2. Arrange the Vegetables:
Spread a thin layer of marinara sauce (optional) at the bottom of a white ceramic baking dish.
Layer the zucchini, eggplant, and tomato slices in a circular pattern, overlapping them slightly to form a visually appealing spiral or stack.
3. Roast the Ratatouille:
Drizzle the vegetables with a bit more olive oil.
Cover the baking dish with aluminum foil and roast in the preheated oven for 30 minutes.

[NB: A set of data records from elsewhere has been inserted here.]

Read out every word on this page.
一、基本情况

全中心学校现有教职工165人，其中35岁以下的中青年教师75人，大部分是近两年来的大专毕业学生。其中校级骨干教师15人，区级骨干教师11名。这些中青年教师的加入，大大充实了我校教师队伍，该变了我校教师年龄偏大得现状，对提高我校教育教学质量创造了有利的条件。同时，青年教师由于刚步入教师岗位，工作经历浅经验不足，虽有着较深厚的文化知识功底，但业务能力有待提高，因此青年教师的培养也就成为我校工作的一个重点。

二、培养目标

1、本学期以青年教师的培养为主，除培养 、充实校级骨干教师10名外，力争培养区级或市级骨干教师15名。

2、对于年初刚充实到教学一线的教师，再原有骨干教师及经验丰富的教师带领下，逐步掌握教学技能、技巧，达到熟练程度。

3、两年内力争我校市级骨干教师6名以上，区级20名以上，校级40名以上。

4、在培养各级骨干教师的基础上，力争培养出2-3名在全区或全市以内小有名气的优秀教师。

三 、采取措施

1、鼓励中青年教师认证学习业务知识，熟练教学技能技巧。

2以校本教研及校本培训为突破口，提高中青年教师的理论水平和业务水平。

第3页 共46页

After 30 minutes, remove the foil and bake for an additional 15–20 minutes until the vegetables are tender and slightly caramelized.
4. Serve & Garnish:
Once roasted to perfection, remove from the oven.
Garnish with additional fresh basil and thyme for an aromatic touch.
5. Enjoy:
A beautifully presented, elegant French dish that's simple yet bursting with vibrant flavors!